Imaginemos un caso poco probable pero posible. Como le acaba de pasar al Rangers escocés, los clubes británicos sufren un serio descuento de puntos si entran en un proceso de quiebra. Si un día Roman Abramovich o el jeque Mansur se cansan de invertir en Chelsea y Manchester City y los clubes se ven obligados a ganar más de lo que gastan, teóricamente podrían enfrentarse a ese proceso y arriesgarse a un descenso a segunda.

¿Usted cree que el 100% de los extranjeros que hoy hinchan por el Chelsea o el City seguirían sus campañas en segunda, con menos estrellas, sin grandes rivales, sin transmisión en vivo? De hecho, ¿conoce a alguien que se acuerde cada fin de semana del West Ham, el Deportivo de La Coruña o la Sampdoria?

Ahora, piense en el River Plate argentino y el América de Cali colombiano, que esta temporada están conociendo en carne propia los avatares del ascenso.

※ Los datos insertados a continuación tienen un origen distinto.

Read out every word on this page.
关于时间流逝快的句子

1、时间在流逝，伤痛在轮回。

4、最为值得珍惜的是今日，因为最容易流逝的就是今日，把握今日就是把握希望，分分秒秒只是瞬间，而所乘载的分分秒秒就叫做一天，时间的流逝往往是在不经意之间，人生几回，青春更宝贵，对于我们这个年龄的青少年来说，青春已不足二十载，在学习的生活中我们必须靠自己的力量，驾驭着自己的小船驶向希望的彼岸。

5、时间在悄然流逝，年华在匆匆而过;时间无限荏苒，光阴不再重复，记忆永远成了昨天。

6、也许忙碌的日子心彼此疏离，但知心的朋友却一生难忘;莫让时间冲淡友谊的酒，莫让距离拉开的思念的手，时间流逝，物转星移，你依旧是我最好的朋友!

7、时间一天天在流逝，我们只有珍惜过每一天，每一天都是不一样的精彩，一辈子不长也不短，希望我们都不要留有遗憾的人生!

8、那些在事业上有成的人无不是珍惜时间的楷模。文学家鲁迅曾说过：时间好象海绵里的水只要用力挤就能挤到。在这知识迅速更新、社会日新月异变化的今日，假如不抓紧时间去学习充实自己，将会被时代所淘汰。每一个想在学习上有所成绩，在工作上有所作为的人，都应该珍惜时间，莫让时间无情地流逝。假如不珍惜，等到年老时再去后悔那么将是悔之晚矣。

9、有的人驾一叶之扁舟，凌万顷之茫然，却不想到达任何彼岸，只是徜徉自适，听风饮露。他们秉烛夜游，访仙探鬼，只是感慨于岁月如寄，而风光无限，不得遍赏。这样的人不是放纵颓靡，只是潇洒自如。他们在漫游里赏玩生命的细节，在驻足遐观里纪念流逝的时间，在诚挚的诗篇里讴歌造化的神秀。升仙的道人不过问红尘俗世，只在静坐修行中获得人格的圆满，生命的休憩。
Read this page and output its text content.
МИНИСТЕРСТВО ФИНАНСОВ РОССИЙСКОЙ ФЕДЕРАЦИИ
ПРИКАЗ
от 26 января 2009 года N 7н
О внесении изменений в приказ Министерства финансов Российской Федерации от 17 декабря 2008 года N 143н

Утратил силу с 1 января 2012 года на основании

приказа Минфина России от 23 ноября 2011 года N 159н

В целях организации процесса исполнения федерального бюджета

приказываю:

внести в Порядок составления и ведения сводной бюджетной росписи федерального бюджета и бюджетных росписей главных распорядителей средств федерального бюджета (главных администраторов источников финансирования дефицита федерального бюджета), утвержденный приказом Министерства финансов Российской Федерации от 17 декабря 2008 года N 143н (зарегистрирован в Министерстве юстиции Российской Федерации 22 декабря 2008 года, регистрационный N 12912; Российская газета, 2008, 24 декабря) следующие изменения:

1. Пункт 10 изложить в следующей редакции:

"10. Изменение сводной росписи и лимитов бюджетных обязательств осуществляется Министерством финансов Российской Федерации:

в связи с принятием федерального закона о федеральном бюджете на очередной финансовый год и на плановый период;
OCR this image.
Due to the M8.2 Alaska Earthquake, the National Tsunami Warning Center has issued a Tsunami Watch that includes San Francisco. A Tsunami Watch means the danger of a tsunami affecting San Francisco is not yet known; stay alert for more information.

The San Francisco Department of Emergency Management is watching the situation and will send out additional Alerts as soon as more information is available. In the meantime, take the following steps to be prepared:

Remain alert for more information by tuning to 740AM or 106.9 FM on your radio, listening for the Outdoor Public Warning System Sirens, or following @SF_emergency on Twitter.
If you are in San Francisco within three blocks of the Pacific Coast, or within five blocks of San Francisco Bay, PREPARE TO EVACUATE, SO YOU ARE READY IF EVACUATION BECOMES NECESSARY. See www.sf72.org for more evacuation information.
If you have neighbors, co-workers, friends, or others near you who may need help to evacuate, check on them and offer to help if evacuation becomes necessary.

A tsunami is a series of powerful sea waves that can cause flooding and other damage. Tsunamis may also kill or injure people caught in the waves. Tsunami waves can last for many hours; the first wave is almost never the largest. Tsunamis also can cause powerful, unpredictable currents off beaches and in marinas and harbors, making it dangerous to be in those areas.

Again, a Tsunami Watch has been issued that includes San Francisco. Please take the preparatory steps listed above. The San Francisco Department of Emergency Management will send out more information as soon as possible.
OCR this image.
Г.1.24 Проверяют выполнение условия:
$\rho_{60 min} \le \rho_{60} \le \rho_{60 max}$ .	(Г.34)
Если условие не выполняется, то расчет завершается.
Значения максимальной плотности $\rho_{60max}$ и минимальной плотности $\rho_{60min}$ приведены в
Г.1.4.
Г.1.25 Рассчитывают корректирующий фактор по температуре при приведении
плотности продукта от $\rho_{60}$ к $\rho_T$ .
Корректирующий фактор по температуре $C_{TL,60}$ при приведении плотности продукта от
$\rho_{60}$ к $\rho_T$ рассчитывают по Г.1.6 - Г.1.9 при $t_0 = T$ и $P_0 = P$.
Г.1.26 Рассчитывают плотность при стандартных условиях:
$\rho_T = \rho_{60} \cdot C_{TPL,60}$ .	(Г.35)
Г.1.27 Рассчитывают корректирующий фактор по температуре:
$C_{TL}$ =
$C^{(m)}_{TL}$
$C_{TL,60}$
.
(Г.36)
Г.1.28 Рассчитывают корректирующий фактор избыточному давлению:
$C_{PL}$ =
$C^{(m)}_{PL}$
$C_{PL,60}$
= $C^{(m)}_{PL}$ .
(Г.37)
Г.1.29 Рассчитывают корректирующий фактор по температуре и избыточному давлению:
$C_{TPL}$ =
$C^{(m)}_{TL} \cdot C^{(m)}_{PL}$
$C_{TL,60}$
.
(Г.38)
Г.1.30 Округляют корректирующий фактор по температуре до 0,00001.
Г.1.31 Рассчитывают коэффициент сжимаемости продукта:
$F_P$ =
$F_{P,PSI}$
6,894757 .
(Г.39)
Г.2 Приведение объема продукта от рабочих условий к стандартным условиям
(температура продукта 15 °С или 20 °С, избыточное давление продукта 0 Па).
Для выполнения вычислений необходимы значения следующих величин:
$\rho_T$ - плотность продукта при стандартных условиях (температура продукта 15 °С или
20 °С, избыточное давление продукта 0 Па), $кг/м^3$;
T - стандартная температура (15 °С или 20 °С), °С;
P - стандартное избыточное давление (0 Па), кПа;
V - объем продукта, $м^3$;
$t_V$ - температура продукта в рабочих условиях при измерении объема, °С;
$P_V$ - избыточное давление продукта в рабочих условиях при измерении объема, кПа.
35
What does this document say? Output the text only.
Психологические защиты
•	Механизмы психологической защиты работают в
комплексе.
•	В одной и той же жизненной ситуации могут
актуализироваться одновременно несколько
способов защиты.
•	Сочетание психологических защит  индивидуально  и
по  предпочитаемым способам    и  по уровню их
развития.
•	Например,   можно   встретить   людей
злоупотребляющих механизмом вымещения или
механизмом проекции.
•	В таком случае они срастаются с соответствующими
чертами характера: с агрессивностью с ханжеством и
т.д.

Antes que el abandono masivo de las gradas, los dos generaron un nuevo fervor entre sus seguidores, orgullosos de estar en las malas junto a su equipo como estuvieron en las buenas.

¿Cuál es la diferencia? El descenso es para estos hinchas una afrenta personal, el comienzo de al menos un año de ser el blanco de las burlas de los vecinos, parientes y compañeros de trabajo. No es algo que se pueda resolver cambiando de canal ni comprando la camiseta de otro club.

Ojalá que, mientras disfrutamos cada vez más de este fútbol global, no nos olvidemos de seguir siendo hinchas además de consumidores. Se sufre más, pero vale la pena.